An unusual eulogy delivered at ECR came from a urologist during a prostate cancer imaging session. The topic focused on a physical test that men have come to know, if not exactly love.

"The finger is dead," said Prof. Bob Djavan of the University of Vienna.

The announcement referring to the digital rectal exam sent peals of laughter rippling around the hall.

"We still do the digital rectal exam because patients like it [laughter], but we don't need the finger any more because now we have PSA," he said.

From the urologist's viewpoint, imaging of the prostate is lagging far behind real-world needs, Djavan said. His key message was that the value of imaging in the prostate has been underestimated.

So far, prostate imaging has found a modest home in oncology, where CT is relied upon, perhaps unnecessarily, for planning radiation treatment.

The perception in urology is that imaging is of little use in prostate cancer. Clinical trials have focused on patients at low risk for aggressive cancer (new or recurrent), rather than those who are at high risk for a poor prognosis. This does radiology an injustice when it comes to evaluating prostate cancer imaging, Djavan said.

The disease is slow to kill, yet the PSA test enables early detection, which can give rise to treatment for cancer, regardless of the nature of the tumor. Ultrasound has proven helpful in changing the way prostate biopsies are performed, he said. And thanks to the study, ultrasound makes it possible to detect more cancers.

But that advantage represents a double-edged sword. The value of detecting all cancers early with ultrasound is questionable. Urologists order too much treatment, and radiation oncologists are sometimes too keen to irradiate.

"Radiation oncologists would irradiate a pimple," Djavan said.

Identification of the most aggressive cancers is vital, he said. About one-third of men will experience recurrence after surgical treatment within seven years.

Patients at higher risk stand to benefit more from early detection, possibly through imaging. Yet too often, clinical trials are diluted by low-risk patients, making it appear that imaging has less of a role of play.

"If you include this group of low-risk patients, you dilute your study with low sensitivity and low specificity patients, and that will kill your technology," Djavan said. "The trend is toward finding high-risk patients. If you do that, you will have much better results with imaging."

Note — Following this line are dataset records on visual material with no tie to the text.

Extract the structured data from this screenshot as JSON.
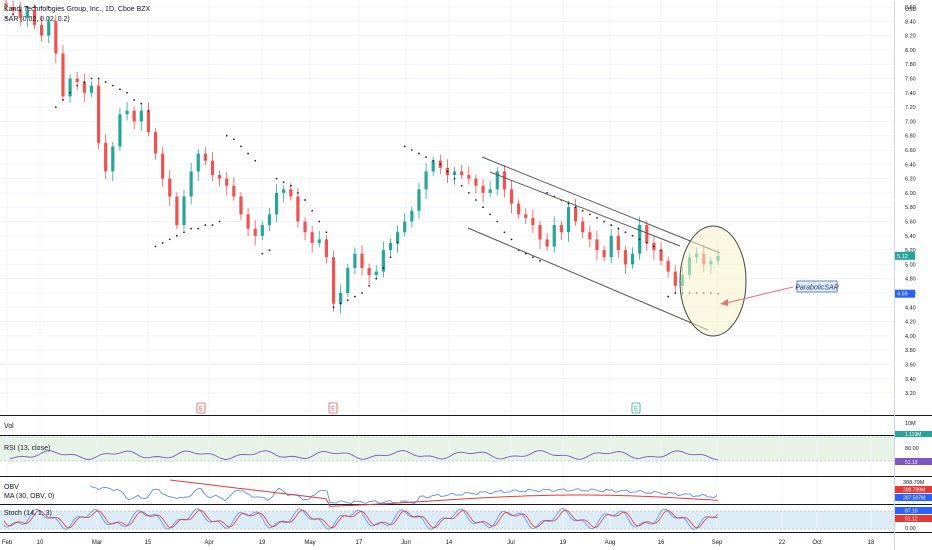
{
  "header": {
    "title": "Kandi Technologies Group, Inc., 1D, Cboe BZX",
    "indicator": "SAR (0.02, 0.02, 0.2)"
  },
  "axis": {
    "currency": "USD",
    "price_ticks": [
      "8.60",
      "8.40",
      "8.20",
      "8.00",
      "7.80",
      "7.60",
      "7.40",
      "7.20",
      "7.00",
      "6.80",
      "6.60",
      "6.40",
      "6.20",
      "6.00",
      "5.80",
      "5.60",
      "5.40",
      "5.20",
      "5.00",
      "4.80",
      "4.60",
      "4.40",
      "4.20",
      "4.00",
      "3.80",
      "3.60",
      "3.40",
      "3.20"
    ],
    "price_badges": [
      {
        "label": "5.12",
        "value": 5.12,
        "color": "#26a69a"
      },
      {
        "label": "4.59",
        "value": 4.59,
        "color": "#2962ff"
      }
    ],
    "x_ticks": [
      "Feb",
      "10",
      "Mar",
      "15",
      "Apr",
      "19",
      "May",
      "17",
      "Jun",
      "14",
      "Jul",
      "19",
      "Aug",
      "16",
      "Sep",
      "22",
      "Oct",
      "18"
    ]
  },
  "annotation": {
    "label": "ParabolicSAR"
  },
  "earnings_markers": [
    {
      "label": "E",
      "color": "#ef5350"
    },
    {
      "label": "E",
      "color": "#ef5350"
    },
    {
      "label": "E",
      "color": "#26a69a"
    }
  ],
  "panes": {
    "vol": {
      "title": "Vol",
      "scale": "10M",
      "badge": "1.119M"
    },
    "rsi": {
      "title": "RSI (13, close)",
      "scale": "80.00",
      "badge": "51.19"
    },
    "obv": {
      "title": "OBV",
      "subtitle": "MA (30, OBV, 0)",
      "scale": "308.79M",
      "badge1": "308.799M",
      "badge2": "307.507M"
    },
    "stoch": {
      "title": "Stoch (14, 1, 3)",
      "scale": "0.00",
      "badge1": "87.10",
      "badge2": "51.12"
    }
  },
  "colors": {
    "up": "#26a69a",
    "down": "#ef5350",
    "rsi": "#7e57c2",
    "obv": "#5b8def",
    "ma": "#e53935"
  },
  "chart_data": {
    "type": "candlestick",
    "title": "Kandi Technologies Group, Inc., 1D, Cboe BZX",
    "ylim": [
      3.1,
      8.7
    ],
    "grid": true,
    "close": [
      8.6,
      8.55,
      8.45,
      8.55,
      8.35,
      8.2,
      8.4,
      7.95,
      7.35,
      7.6,
      7.55,
      7.4,
      7.5,
      6.7,
      6.3,
      6.65,
      7.1,
      7.15,
      7.0,
      7.15,
      6.85,
      6.55,
      6.2,
      5.95,
      5.55,
      5.95,
      6.3,
      6.55,
      6.45,
      6.25,
      6.2,
      6.1,
      5.95,
      5.7,
      5.5,
      5.4,
      5.55,
      5.7,
      6.0,
      6.05,
      5.95,
      5.6,
      5.45,
      5.3,
      5.35,
      5.1,
      4.45,
      4.6,
      4.95,
      5.15,
      4.95,
      4.85,
      4.9,
      5.2,
      5.3,
      5.45,
      5.6,
      5.75,
      6.05,
      6.3,
      6.45,
      6.35,
      6.25,
      6.3,
      6.25,
      6.2,
      6.1,
      6.0,
      6.05,
      6.3,
      6.05,
      5.85,
      5.7,
      5.65,
      5.55,
      5.35,
      5.25,
      5.55,
      5.45,
      5.8,
      5.6,
      5.45,
      5.35,
      5.2,
      5.1,
      5.4,
      5.2,
      5.0,
      5.15,
      5.55,
      5.3,
      5.2,
      5.05,
      4.9,
      4.7,
      4.85,
      5.1,
      5.15,
      5.0,
      5.05,
      5.12
    ],
    "sar": [
      8.45,
      8.5,
      8.55,
      8.6,
      8.6,
      8.6,
      8.6,
      7.2,
      7.3,
      7.4,
      7.5,
      7.55,
      7.6,
      7.6,
      7.55,
      7.5,
      7.45,
      7.4,
      7.3,
      7.25,
      7.15,
      5.25,
      5.3,
      5.35,
      5.4,
      5.45,
      5.5,
      5.5,
      5.55,
      5.55,
      5.6,
      6.8,
      6.75,
      6.65,
      6.55,
      6.45,
      5.15,
      5.2,
      6.2,
      6.15,
      6.1,
      6.0,
      5.9,
      5.75,
      5.6,
      5.45,
      4.4,
      4.45,
      4.5,
      4.55,
      4.6,
      4.7,
      4.8,
      4.95,
      5.1,
      5.3,
      6.65,
      6.6,
      6.55,
      6.5,
      6.45,
      6.4,
      6.3,
      6.2,
      6.1,
      6.0,
      5.9,
      5.8,
      5.7,
      5.6,
      5.45,
      5.35,
      5.2,
      5.15,
      5.1,
      5.05,
      6.0,
      5.95,
      5.9,
      5.85,
      5.8,
      5.75,
      5.7,
      5.65,
      5.6,
      5.55,
      5.5,
      5.45,
      5.4,
      5.35,
      5.3,
      5.25,
      5.2,
      4.55,
      4.6,
      4.6,
      4.6,
      4.6,
      4.6,
      4.6,
      4.59
    ]
  }
}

Large trials have shown potential for reducing mortality with early detection of recurrence.

"We would be much better off if we had accurate tools for imaging to detect recurrence and treat those patients early," he said.

Djavan stressed the need for radiologists to combine and correlate imaging studies with clinical tests like PSA, which is the main tool for detecting recurrence. The Gleason score also plays a critical role in predicting likelihood of recurrence.

Prior to surgery, it would be very useful if imaging could show whether the patient has organ-confined disease. Some researchers are beginning to experiment with computer modeling that combines clinical tools with imaging to predict likelihood of cancer recurrence before the patient even gets on the operating table.

To combine imaging with clinical techniques successfully, radiologists should aim to work with urologists.

"Don't play your own game and don't be individuals. Help us treat people who need it and don't treat those who don't need it," he said.